Today we will talk about a common sanding mistake – dreaded swirl marks that appear because of poorly done wood floor sanding job that appears when the finish and stain are already applied… or when is way too late and all the job has to be re-done.
Why swirl marks happen? Here are some of the most common mistakes that cause them:
- Too aggressive of a grit – Using too aggressive of grit means that you take the risk of deep gouges or scratches appearing that are quite noticeable. The same issue can happen when the proper grit sequence is not followed.
- Screening too fast – Sanding, buffing and screening are a delicate job that requires attention to detail, although it looks like a raw and messy job. Going too fast means that you do not allow the machine and sandpaper to do their job properly.
- Debris under the screen – As we have mentioned many times, the floor has to be completely clean before starting with the sanding project. Otherwise, the debris can be pushed around by the buffer and create dramatic swirl marks or scratches. Otherwise, the debris can clog the sander and once again cause ineffective sanding.
- The machine is not balanced – When the buffer is not balanced, it will lean to one side and sandpaper can create a gouge mark.
- The finish is not dry enough to be screened – Who has told you that sanding and refinishing are a quick job? Waiting is required in many steps of the process for perfect final results. For example, the finish has to be completely dry before starting with screening. Waiting two to three hours between coats is normally enough.

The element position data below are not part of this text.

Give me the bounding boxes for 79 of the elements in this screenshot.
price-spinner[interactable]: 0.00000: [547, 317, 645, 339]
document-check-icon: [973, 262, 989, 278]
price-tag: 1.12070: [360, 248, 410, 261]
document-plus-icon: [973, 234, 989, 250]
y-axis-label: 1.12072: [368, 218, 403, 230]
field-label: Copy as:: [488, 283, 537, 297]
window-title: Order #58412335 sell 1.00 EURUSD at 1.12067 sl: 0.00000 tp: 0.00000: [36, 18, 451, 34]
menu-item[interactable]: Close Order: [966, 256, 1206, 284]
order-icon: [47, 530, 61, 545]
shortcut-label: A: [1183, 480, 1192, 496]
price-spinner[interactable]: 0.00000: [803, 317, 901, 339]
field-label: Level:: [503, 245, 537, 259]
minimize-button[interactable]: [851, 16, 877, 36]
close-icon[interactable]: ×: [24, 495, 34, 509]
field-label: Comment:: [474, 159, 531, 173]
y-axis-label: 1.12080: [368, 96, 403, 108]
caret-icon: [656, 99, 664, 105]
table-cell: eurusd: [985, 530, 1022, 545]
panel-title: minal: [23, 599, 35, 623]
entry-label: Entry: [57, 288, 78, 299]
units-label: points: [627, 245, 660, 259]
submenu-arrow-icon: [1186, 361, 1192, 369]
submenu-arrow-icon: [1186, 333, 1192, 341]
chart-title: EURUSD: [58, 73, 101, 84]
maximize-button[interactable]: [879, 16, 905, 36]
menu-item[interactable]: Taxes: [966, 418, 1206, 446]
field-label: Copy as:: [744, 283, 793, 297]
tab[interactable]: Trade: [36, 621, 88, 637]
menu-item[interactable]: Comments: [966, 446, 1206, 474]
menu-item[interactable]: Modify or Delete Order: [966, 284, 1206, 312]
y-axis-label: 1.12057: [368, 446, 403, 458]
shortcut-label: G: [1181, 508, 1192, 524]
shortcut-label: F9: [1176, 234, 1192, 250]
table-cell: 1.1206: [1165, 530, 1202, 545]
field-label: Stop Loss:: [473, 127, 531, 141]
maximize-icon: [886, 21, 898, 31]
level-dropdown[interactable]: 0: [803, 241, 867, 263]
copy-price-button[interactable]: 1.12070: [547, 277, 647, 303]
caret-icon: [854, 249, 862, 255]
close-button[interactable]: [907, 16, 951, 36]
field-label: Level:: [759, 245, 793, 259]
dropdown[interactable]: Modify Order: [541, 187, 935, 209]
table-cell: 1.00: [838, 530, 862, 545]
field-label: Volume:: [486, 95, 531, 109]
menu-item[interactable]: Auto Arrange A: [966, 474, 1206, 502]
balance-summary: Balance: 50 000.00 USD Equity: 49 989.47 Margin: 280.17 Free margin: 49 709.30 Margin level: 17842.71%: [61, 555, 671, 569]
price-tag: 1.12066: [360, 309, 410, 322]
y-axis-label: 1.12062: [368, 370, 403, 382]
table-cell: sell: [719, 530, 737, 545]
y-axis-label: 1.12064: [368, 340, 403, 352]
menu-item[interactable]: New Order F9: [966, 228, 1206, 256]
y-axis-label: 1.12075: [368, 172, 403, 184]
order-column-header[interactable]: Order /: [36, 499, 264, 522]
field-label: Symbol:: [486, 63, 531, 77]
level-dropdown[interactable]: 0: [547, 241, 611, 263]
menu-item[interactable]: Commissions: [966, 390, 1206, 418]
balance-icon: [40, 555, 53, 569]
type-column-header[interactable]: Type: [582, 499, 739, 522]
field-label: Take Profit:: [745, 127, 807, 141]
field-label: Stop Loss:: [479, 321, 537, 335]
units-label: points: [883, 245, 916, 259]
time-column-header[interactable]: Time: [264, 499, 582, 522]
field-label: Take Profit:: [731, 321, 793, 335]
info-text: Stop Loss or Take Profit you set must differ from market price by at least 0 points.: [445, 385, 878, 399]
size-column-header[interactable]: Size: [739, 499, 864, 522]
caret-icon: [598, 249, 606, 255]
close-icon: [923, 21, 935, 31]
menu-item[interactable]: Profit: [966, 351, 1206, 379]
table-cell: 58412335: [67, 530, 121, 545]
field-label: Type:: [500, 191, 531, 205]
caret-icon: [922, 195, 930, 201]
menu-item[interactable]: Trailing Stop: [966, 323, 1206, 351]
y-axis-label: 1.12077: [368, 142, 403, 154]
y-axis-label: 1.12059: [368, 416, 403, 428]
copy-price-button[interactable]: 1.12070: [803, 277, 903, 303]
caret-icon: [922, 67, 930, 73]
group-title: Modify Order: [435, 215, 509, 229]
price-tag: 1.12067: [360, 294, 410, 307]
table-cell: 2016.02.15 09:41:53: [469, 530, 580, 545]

- Floor is not even – If the surface of the floor is not even, then the buffer won’t perform properly and when it runs over highs and low, it will create a different scratch pattern.
- Finish is not clean – If there is any debris left in the end, you will suffer the same effect, when the floor is not completely clean before starting with the initial sanding process.
How to prevent swirl marks?
- Know what the appropriate sanding pad or screen is for each situation and each step of the sanding process.
- Work and move slow and steady.
- Make sure the buffer is steady and not leaning on one side.
- Clock the buffer. Run the buffer parallel to the grain.
- Vacuum and clean perfectly, when starting and also in between the stages.
- Do not use damaged screens and paper.